Equal access to the Internet is under threat in US. What does this mean?

Who gains from the likely overturning of the Obama-era rules of 'neutrality' on the Net? The Indian Express explains the implications for consumers, and where the debate stands in India

Written by Anil Sasi | Updated: November 23, 2017 9:32 am
Net neutrality in India The FCC ruling comes at a time when TRAI in the final stages of prescribing its views on Net neutrality (File Photo)

Who gains from the likely overturning of the Obama-era rules of ‘neutrality’ on the Net? The Indian Express explains the implications for consumers, and where the debate stands in India.

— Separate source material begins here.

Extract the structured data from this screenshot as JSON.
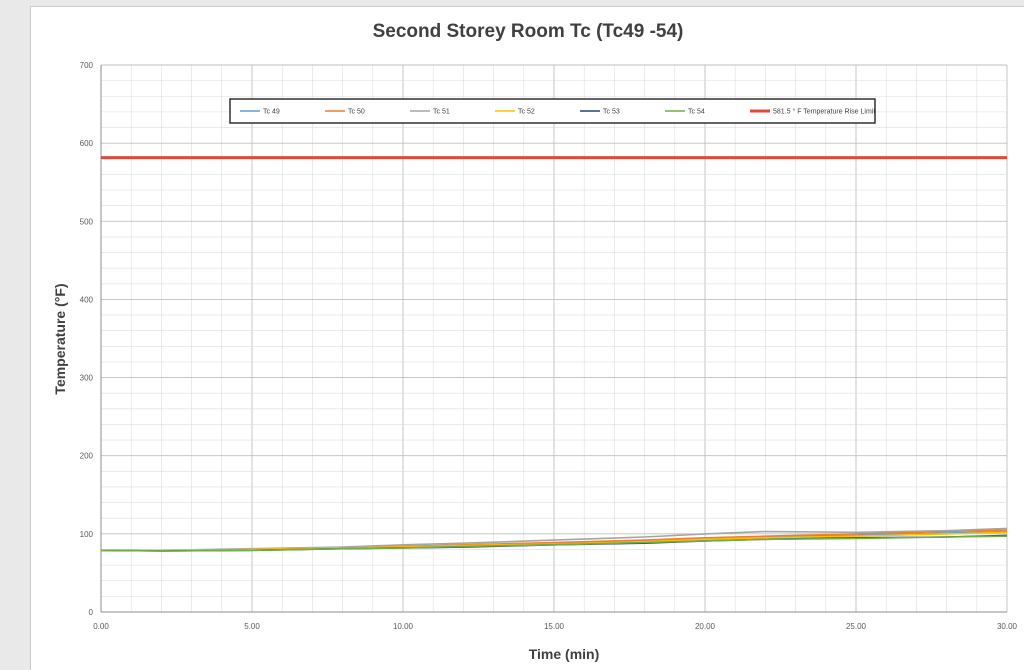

On Tuesday, the Federal Communications Commission, the US federal communications regulator, announced plans to change the rules governing the Internet that were issued by the Obama administration two years ago, and move in favour of giving sweeping powers to Internet Service Providers (ISPs) over the content consumers can access. Ajit V Pai, who was appointed to the FCC Chair by President Donald Trump this January, spearheaded the change in what is broadly referred to as “Net neutrality” rules. Pai’s draft ruling will be voted on at the FCC’s Open Meeting on December 14 — and will almost certainly be cleared, given that there are three Republican and two Democratic commissioners on the Commission, who are widely expected to vote along party lines.

What is Net neutrality?

It is the concept of content and application providers being treated equally by telecom operators. Consumers get access to all websites, nothing is blocked, and speed of access is not differentiated. Just as a phone company does not get to decide who a person can call and what she can say on that call, the ISP is not expected to dictate the content that a consumer views or posts online. FCC rules issued in 2015 aimed at upholding this broad principle of neutrality, giving consumers equal access to Web content, and barring broadband providers from blocking or slowing access to content, or charging consumers more for certain types of content.

What changes does the FCC want?

Chairman Pai’s draft ruling, ‘Restoring Internet Freedom Order’, seeks to remove what it calls “heavy-handed Internet regulations”. Critics say it will allow ISPs to give preferential treatment to particular sites and apps, and to their own digital content. ISPs, they say, could block access to sites and cap and throttle network speeds by segregating the Internet into fast and slow lanes, slow down competitors’ content, block unfavourable political opinions, and charge consumers extra for a faster Net experience.

Also, according to the plan, FCC will no longer regulate ISPs; the job of protecting consumers from detrimental business practices will go to the Federal Trade Commission (FTC), which has neither any telecommunications’ expertise nor rule-making regulatory authority in this area. According to Tom Wheeler, who served as Chairman of the FCC from 2013-17, the proposal “neatly steps away from (the) responsibility (to protect telecom consumers) by redefining Internet service as not being a ‘telecommunications service’.”

What is Pai’s justification?

After becoming Chairman, Pai had said he intended to “fire up the weed whacker and remove those rules that are holding back investment, innovation, and job creation” in telecommunications. The FCC’s main argument for dismantling the regulation that Wheeler spearheaded is that the federal government should “stop micromanaging the Internet”.

Who benefits from the order?

Clearly, big ISPs such as AT&T Inc, Comcast Corp and Verizon Communications Inc, which want a repeal of the Obama-era rules. On the other side, companies such as Google parent Alphabet Inc, Facebook Inc, Amazon and video streaming player Netflix Inc were among the big corporations that had petitioned Pai to not scrap the rules. In recent years, companies such as AT&T have tried offering discounts on Internet service as long as consumers agree to let the company monitor their Web browsing history and some other user details. Others such as Verizon are reported to have tried to drive users to their own apps by excluding them from mobile data usage limits.

Is there a conflict of interest?

Pai was Associate General Counsel between 2001 and 2003 for Verizon, one of the companies that gains from his ruling. Critics have alleged that Pai is acting more as “an ally to broadcasters” than a steward of the FCC.